Pregnant women report using marijuana more than twice as much as they did 15 years ago, according to a new statistical study of data from a nationwide drug use survey. Researchers from the NIDA, NIH and the SAMHSA analyzed data from 2002 to 2017 in the National Survey on Drug Use and Health (NSDUH) for their report in the Journal of the American Medical Association.
The data studied by Nora Volkow, Beth Han, and Wilson Compton came from 467,100 women between the ages of 12 and 44 who had answered questions in the nationwide survey during those years.

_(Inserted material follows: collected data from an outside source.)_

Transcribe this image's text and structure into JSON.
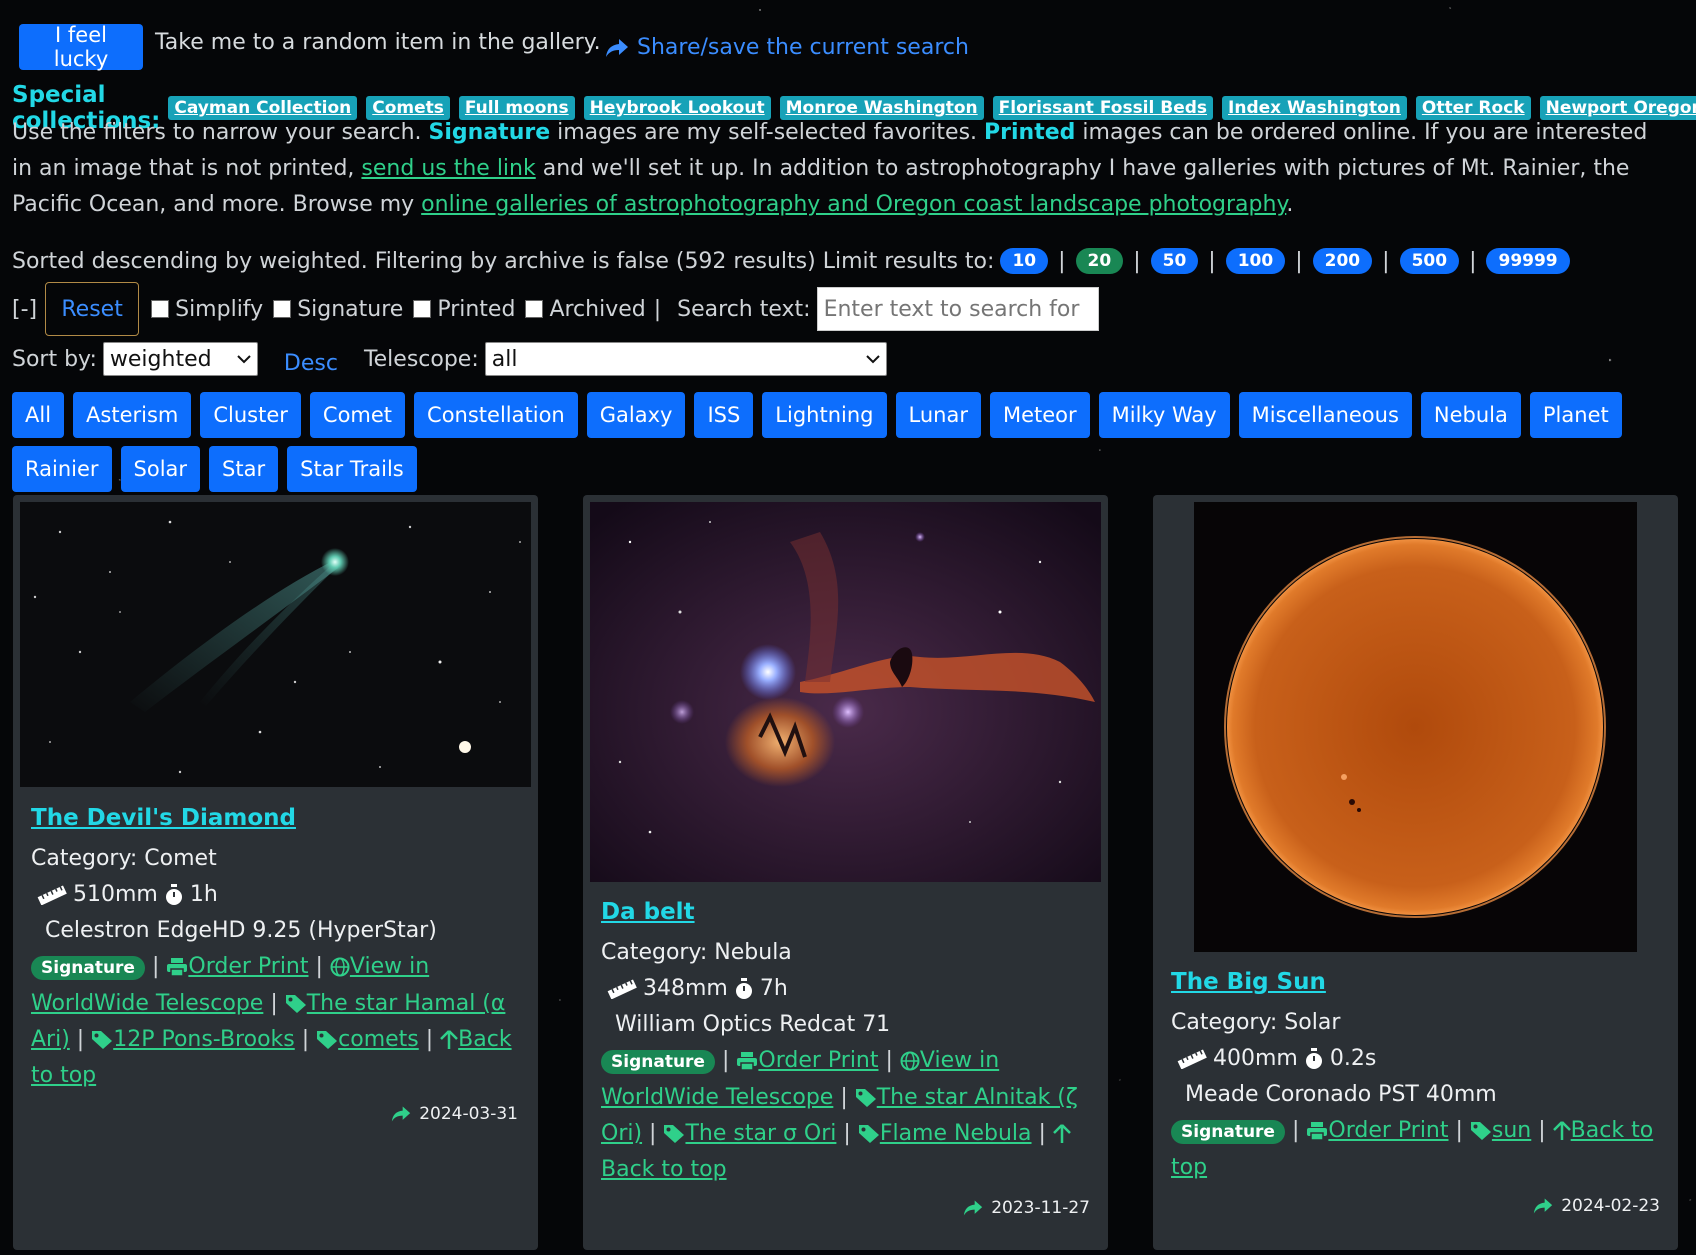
{
  "header": {
    "lucky_label": "I feel lucky",
    "lucky_text": "Take me to a random item in the gallery.",
    "share_label": "Share/save the current search"
  },
  "special": {
    "label": "Special collections:",
    "items": [
      "Cayman Collection",
      "Comets",
      "Full moons",
      "Heybrook Lookout",
      "Monroe Washington",
      "Florissant Fossil Beds",
      "Index Washington",
      "Otter Rock",
      "Newport Oregon"
    ]
  },
  "intro": {
    "p1": "Use the filters to narrow your search. ",
    "signature": "Signature",
    "p2": " images are my self-selected favorites. ",
    "printed": "Printed",
    "p3": " images can be ordered online. If you are interested in an image that is not printed, ",
    "link1": "send us the link",
    "p4": " and we'll set it up. In addition to astrophotography I have galleries with pictures of Mt. Rainier, the Pacific Ocean, and more. Browse my ",
    "link2": "online galleries of astrophotography and Oregon coast landscape photography",
    "p5": "."
  },
  "sorted": {
    "text": "Sorted descending by weighted. Filtering by archive is false (592 results) Limit results to:",
    "limits": [
      "10",
      "20",
      "50",
      "100",
      "200",
      "500",
      "99999"
    ],
    "active_limit": "20"
  },
  "filters": {
    "collapse": "[-]",
    "reset": "Reset",
    "simplify": "Simplify",
    "signature": "Signature",
    "printed": "Printed",
    "archived": "Archived",
    "pipe": "|",
    "search_label": "Search text:",
    "search_placeholder": "Enter text to search for"
  },
  "sort": {
    "label": "Sort by:",
    "value": "weighted",
    "desc": "Desc",
    "telescope_label": "Telescope:",
    "telescope_value": "all"
  },
  "categories": [
    "All",
    "Asterism",
    "Cluster",
    "Comet",
    "Constellation",
    "Galaxy",
    "ISS",
    "Lightning",
    "Lunar",
    "Meteor",
    "Milky Way",
    "Miscellaneous",
    "Nebula",
    "Planet",
    "Rainier",
    "Solar",
    "Star",
    "Star Trails"
  ],
  "cards": [
    {
      "title": "The Devil's Diamond",
      "category": "Category: Comet",
      "focal": "510mm",
      "exposure": "1h",
      "telescope": "Celestron EdgeHD 9.25 (HyperStar)",
      "signature": "Signature",
      "links": [
        "Order Print",
        "View in WorldWide Telescope",
        "The star Hamal (α Ari)",
        "12P Pons-Brooks",
        "comets",
        "Back to top"
      ],
      "date": "2024-03-31"
    },
    {
      "title": "Da belt",
      "category": "Category: Nebula",
      "focal": "348mm",
      "exposure": "7h",
      "telescope": "William Optics Redcat 71",
      "signature": "Signature",
      "links": [
        "Order Print",
        "View in WorldWide Telescope",
        "The star Alnitak (ζ Ori)",
        "The star σ Ori",
        "Flame Nebula",
        "Back to top"
      ],
      "date": "2023-11-27"
    },
    {
      "title": "The Big Sun",
      "category": "Category: Solar",
      "focal": "400mm",
      "exposure": "0.2s",
      "telescope": "Meade Coronado PST 40mm",
      "signature": "Signature",
      "links": [
        "Order Print",
        "sun",
        "Back to top"
      ],
      "date": "2024-02-23"
    }
  ],
  "colors": {
    "accent_blue": "#0d6efd",
    "cyan": "#22d8e6",
    "green_link": "#2fd08a",
    "badge_green": "#198754",
    "card_bg": "#2b3035"
  }
}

Cannabis use doubled among pregnant women
Reported cannabis use by pregnant women more than doubled in every category the researchers examined, although it is possible that women’s attitudes towards admitting such use may also have changed over time.
In the years 2002-2003, marijuana use was reported by 3.4 percent of the women in the NSUDH data. By 2016-2017, that had increased to 7 percent. Women in the first trimester used the drug more, with 5.7 percent saying they did so in 2002-2003. That increased to 12.1 percent by 2016-2017.
While less than 1 percent of pregnant women (0.9 percent) said they used cannabis daily in 2002-2003, by 2016-2017 that had more than tripled to 3.4 percent.
Highest use occurring in the first trimester
For women in their first trimester of pregnancy, the daily use rate was 1.8 percent in 2002-2003 but nearly tripled to 5.3 percent by 2016-2017. Fewer women in the later stages of pregnancy reported daily use of marijuana, but those numbers also rose. For women in the second trimester, the rate went from 0.6 percent to 2.5 percent, and for those in the third, it rose from 0.5 percent to 2.5 percent.
An editorial in the same June 18 issue of JAMA noted that although there may be “a small protective association between cannabis use and preeclampsia and gestational diabetes,” nearly all the increase in reported rates of marijuana use by pregnant women was for nonmedical reasons.
Use of marijuana linked to low birth weight
Although societal strictures against marijuana use have eased considerably during the period covered by the NSDUH, which may have contributed to the willingness of pregnant women to report cannabis use, the National Institute on Drug Abuse warned of the drug’s dangers during pregnancy. Use of marijuana while pregnant has been linked with low birth weight or length of babies. Fetal growth problems of this sort are more prevalent, NIDA said, in women who use cannabis often while they are pregnant, especially in the first two trimesters.
Although popular opinion tends to regard marijuana use – even daily use – as mostly harmless, research has shown that chronic use of the drug causes plenty of problems even for people who aren’t pregnant, and can lead to dependence on marijuana, tolerance of its effects (which leads to higher usage) and even addiction to it. Cannabis can create psychological and physical dependence which is difficult to overcome. It can also cause anxiety, depression and a decrease in social interactions in heavy users.